Some hunters who couldn’t check birds over the first three days eventually called in over the next few days, he said. The total harvest likely exceeded the 10,066 birds, but “we don’t know how many we missed with the first weekend glitches in the checking system,” Carner said.

Jason Honey, the AGFC’s turkey program coordinator, said the AGFC listened to hunters’ urgings last year to move the opening of turkey season a week earlier than last year’s opening day. To mitigate the effect on the harvest, however, the AGFC went with a Monday opening day, coming immediately after the close of the statewide youth hunt. Last year, there were five non-hunted days between the end of the two-day youth hunt and the opening of the regular season.

A restriction on hunting jakes, or juvenile male turkeys, now in its seventh year, appears to be helping population numbers, allowing the jakes to grow into 2-year-old birds. But ultimately, overall numbers depend on a good overall hatch, Carner said, and the AGFC biologists have seen reproductive results drop recently in state.
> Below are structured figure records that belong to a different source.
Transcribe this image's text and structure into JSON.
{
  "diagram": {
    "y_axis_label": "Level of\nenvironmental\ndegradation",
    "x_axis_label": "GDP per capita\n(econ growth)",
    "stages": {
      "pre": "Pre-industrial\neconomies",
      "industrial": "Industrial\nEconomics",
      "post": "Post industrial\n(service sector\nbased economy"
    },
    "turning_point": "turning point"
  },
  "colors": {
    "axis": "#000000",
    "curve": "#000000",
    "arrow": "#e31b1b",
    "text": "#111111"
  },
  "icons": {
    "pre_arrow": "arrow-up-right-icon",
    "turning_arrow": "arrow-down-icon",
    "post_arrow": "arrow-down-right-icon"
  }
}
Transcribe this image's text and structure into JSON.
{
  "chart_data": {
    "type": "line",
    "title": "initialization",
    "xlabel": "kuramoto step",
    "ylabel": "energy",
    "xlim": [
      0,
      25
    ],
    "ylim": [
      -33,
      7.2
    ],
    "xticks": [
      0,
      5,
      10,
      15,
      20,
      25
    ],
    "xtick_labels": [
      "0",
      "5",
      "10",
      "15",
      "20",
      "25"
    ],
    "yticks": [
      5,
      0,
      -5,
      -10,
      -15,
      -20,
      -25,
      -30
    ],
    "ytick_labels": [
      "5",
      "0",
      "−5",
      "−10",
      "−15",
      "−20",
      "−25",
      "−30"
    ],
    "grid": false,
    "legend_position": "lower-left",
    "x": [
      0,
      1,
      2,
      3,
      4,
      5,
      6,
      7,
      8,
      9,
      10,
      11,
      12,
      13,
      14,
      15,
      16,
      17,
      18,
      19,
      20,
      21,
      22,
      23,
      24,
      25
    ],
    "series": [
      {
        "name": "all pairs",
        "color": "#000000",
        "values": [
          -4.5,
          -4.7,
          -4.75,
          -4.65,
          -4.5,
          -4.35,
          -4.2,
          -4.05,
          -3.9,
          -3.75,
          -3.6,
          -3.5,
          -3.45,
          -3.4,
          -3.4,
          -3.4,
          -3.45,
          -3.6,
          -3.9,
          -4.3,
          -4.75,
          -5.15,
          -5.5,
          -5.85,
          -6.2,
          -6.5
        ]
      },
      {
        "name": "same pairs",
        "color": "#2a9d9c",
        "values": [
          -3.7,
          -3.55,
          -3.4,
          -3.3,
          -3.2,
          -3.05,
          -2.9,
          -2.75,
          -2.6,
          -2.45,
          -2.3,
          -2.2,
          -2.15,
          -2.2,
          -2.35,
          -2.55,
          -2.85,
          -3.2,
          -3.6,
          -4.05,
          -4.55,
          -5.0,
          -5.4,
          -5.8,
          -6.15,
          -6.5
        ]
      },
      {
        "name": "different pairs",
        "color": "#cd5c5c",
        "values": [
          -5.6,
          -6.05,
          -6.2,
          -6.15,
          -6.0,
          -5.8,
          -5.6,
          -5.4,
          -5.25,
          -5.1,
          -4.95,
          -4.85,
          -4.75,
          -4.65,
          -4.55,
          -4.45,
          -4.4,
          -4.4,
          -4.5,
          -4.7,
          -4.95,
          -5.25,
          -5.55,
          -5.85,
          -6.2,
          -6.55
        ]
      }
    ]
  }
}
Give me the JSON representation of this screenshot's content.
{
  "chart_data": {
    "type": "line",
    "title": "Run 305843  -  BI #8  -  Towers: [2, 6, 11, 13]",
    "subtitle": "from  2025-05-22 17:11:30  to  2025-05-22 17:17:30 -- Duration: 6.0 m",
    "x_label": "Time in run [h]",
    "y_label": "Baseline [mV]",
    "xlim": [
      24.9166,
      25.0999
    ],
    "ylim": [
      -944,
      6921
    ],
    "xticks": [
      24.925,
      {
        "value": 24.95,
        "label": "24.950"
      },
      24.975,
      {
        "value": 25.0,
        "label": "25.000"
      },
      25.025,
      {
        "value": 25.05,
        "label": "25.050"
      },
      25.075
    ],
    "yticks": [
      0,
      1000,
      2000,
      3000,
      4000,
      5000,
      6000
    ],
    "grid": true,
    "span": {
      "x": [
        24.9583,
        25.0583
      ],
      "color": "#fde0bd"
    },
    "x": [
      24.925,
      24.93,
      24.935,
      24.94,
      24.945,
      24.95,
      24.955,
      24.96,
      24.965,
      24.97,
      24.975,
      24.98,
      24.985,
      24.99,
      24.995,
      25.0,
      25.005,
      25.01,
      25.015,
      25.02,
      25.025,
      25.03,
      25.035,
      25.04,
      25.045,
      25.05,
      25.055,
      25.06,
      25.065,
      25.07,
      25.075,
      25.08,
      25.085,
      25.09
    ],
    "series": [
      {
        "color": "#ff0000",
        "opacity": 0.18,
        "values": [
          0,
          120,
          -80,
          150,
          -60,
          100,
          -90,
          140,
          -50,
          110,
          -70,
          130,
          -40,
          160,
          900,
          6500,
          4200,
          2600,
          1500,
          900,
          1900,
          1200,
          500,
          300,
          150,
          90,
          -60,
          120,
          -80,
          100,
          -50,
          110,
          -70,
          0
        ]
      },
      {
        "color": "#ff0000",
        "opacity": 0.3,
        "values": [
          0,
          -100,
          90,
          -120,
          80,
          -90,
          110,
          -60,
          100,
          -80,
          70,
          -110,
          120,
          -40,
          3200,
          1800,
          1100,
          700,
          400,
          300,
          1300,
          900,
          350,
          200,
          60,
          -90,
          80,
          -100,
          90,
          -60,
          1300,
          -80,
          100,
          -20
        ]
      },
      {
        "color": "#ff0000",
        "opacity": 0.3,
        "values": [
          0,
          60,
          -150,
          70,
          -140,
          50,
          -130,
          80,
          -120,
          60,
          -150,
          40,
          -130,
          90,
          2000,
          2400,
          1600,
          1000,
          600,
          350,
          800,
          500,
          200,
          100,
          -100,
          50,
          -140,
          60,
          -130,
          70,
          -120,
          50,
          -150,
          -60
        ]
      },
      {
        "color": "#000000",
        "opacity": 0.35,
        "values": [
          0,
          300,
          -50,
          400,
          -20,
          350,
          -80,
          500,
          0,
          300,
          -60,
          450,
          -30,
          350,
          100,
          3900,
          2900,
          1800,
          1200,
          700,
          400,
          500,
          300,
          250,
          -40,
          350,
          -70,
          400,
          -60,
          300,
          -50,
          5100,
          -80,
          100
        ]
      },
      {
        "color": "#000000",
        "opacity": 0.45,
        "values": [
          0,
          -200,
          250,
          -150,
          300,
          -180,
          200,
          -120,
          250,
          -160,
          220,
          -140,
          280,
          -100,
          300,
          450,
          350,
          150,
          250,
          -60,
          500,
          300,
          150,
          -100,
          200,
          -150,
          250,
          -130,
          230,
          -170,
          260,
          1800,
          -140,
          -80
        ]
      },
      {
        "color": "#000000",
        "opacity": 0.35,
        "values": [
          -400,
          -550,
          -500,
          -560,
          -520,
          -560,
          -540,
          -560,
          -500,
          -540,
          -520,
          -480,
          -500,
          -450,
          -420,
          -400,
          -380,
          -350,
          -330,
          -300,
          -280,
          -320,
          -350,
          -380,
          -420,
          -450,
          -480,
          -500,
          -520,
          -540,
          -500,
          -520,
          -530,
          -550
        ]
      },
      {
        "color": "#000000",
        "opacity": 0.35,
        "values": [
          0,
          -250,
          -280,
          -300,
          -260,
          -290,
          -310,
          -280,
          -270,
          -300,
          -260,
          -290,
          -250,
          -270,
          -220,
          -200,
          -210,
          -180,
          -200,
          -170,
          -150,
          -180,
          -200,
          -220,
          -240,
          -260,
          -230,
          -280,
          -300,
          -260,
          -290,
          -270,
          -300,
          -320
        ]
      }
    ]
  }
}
“We depend on a great hatch to get the jakes on the ground,” Carner said. “We’re two years into a three-year research project to monitor survival of jakes. We have put transmitters on jakes and we’re monitoring the survival of those as they hopefully move into adult age classes.

“We’re monitoring that now and we’re just about halfway through, so it will be a year or two before we have final results.”

Arkansas’s turkey harvest reached a record total of 19,947 birds in 2003 before steadily declining to fewer than 7,000 birds harvested in 2011. To combat the decline, the Game and Fish Commission implemented a more conservative turkey season, setting a shorter season with a later opening date. Another major change was the 2011 adoption of the no-jakes regulation, which prohibited adult hunters from harvesting juvenile male turkeys.

Weather conditions typically have a significant effect on turkey harvest, and hunters saw mostly favorable conditions throughout much of the 2017 season, with the exception of rainy and cool weather during part of the final weekend of hunting on April 22-23.